Firstly, make sure that the amount of data that can be shared within your company is limited. Don’t let people who don’t need particular information have access to it, and make sure there are safeguards in place against data being passed on unnecessarily. Segmenting your network can prevent unwanted dialogue between inside and outside networks.

Make sure your hardware and software is continually updated; it’s easy for employees to accidentally introduce viruses or malware when a system isn’t carefully safeguarded. Keep all your operating systems, software, firewalls and anti-virus protection up to date.
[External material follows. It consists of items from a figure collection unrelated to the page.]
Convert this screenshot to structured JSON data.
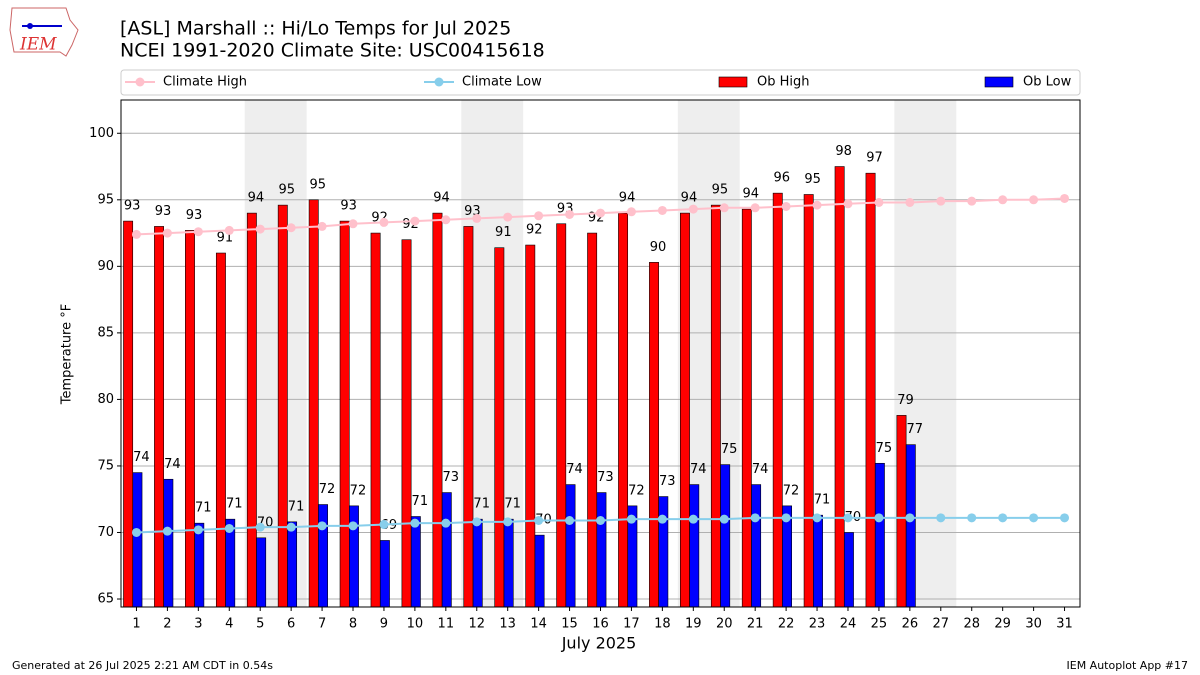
{
  "chart_data": {
    "type": "bar",
    "logo_text": "IEM",
    "title": "[ASL] Marshall :: Hi/Lo Temps for Jul 2025",
    "subtitle": "NCEI 1991-2020 Climate Site: USC00415618",
    "x_label": "July 2025",
    "y_label": "Temperature °F",
    "footer_left": "Generated at 26 Jul 2025 2:21 AM CDT in 0.54s",
    "footer_right": "IEM Autoplot App #17",
    "x": [
      1,
      2,
      3,
      4,
      5,
      6,
      7,
      8,
      9,
      10,
      11,
      12,
      13,
      14,
      15,
      16,
      17,
      18,
      19,
      20,
      21,
      22,
      23,
      24,
      25,
      26,
      27,
      28,
      29,
      30,
      31
    ],
    "xlim": [
      0.5,
      31.5
    ],
    "xticks": [
      1,
      2,
      3,
      4,
      5,
      6,
      7,
      8,
      9,
      10,
      11,
      12,
      13,
      14,
      15,
      16,
      17,
      18,
      19,
      20,
      21,
      22,
      23,
      24,
      25,
      26,
      27,
      28,
      29,
      30,
      31
    ],
    "ylim": [
      64.4,
      102.5
    ],
    "yticks": [
      65,
      70,
      75,
      80,
      85,
      90,
      95,
      100
    ],
    "grid": true,
    "weekend_shading": [
      [
        5,
        6
      ],
      [
        12,
        13
      ],
      [
        19,
        20
      ],
      [
        26,
        27
      ]
    ],
    "series": [
      {
        "name": "Climate High",
        "kind": "line",
        "color": "#ffc0cb",
        "values": [
          92.4,
          92.5,
          92.6,
          92.7,
          92.8,
          92.9,
          93.0,
          93.2,
          93.3,
          93.4,
          93.5,
          93.6,
          93.7,
          93.8,
          93.9,
          94.0,
          94.1,
          94.2,
          94.3,
          94.4,
          94.4,
          94.5,
          94.6,
          94.7,
          94.8,
          94.8,
          94.9,
          94.9,
          95.0,
          95.0,
          95.1
        ]
      },
      {
        "name": "Climate Low",
        "kind": "line",
        "color": "#87ceeb",
        "values": [
          70.0,
          70.1,
          70.2,
          70.3,
          70.4,
          70.4,
          70.5,
          70.5,
          70.6,
          70.7,
          70.7,
          70.8,
          70.8,
          70.9,
          70.9,
          70.9,
          71.0,
          71.0,
          71.0,
          71.0,
          71.1,
          71.1,
          71.1,
          71.1,
          71.1,
          71.1,
          71.1,
          71.1,
          71.1,
          71.1,
          71.1
        ]
      },
      {
        "name": "Ob High",
        "kind": "bar",
        "color": "#ff0000",
        "values": [
          93.4,
          93.0,
          92.7,
          91.0,
          94.0,
          94.6,
          95.0,
          93.4,
          92.5,
          92.0,
          94.0,
          93.0,
          91.4,
          91.6,
          93.2,
          92.5,
          94.0,
          90.3,
          94.0,
          94.6,
          94.3,
          95.5,
          95.4,
          97.5,
          97.0,
          78.8,
          null,
          null,
          null,
          null,
          null
        ],
        "value_labels": [
          93,
          93,
          93,
          91,
          94,
          95,
          95,
          93,
          92,
          92,
          94,
          93,
          91,
          92,
          93,
          92,
          94,
          90,
          94,
          95,
          94,
          96,
          95,
          98,
          97,
          79,
          null,
          null,
          null,
          null,
          null
        ]
      },
      {
        "name": "Ob Low",
        "kind": "bar",
        "color": "#0000ff",
        "values": [
          74.5,
          74.0,
          70.7,
          71.0,
          69.6,
          70.8,
          72.1,
          72.0,
          69.4,
          71.2,
          73.0,
          71.0,
          71.0,
          69.8,
          73.6,
          73.0,
          72.0,
          72.7,
          73.6,
          75.1,
          73.6,
          72.0,
          71.3,
          70.0,
          75.2,
          76.6,
          null,
          null,
          null,
          null,
          null
        ],
        "value_labels": [
          74,
          74,
          71,
          71,
          70,
          71,
          72,
          72,
          69,
          71,
          73,
          71,
          71,
          70,
          74,
          73,
          72,
          73,
          74,
          75,
          74,
          72,
          71,
          70,
          75,
          77,
          null,
          null,
          null,
          null,
          null
        ]
      }
    ]
  }
}
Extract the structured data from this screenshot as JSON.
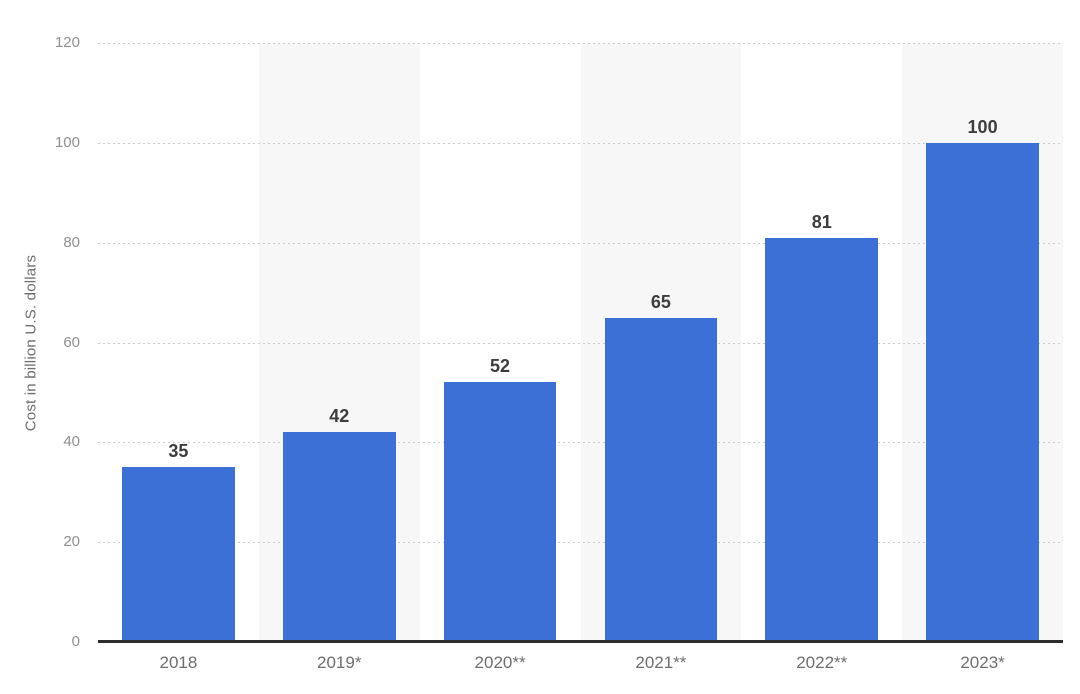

Monitoring software can analyze what’s going on your network and alert your network administrator of any abnormal behavior. Cybercriminals will frequently infiltrate themselves into a network and try and exploit your data over long periods; the ability to recognize suspicious behavior is essential to preventing this.

You need to make sure that unauthorized entities find it difficult, if not impossible, to get into your system. Make sure all your employees are aware of the importance of strong and regularly changed passwords. In addition, consider introducing other access systems, such as fingerprint or iris recognition, smart cards, etc. Again, you must constantly update your security systems for the best protection.

No matter how careful you are, there is always a chance that cybercriminals will be able to access your system. For this reason, every small business should be thinking about taking out cyber insurance to pay for damages caused by data breaches or human error; these can include damages to third parties, legal fees, and the cost of restoring your company reputation after a serious breach.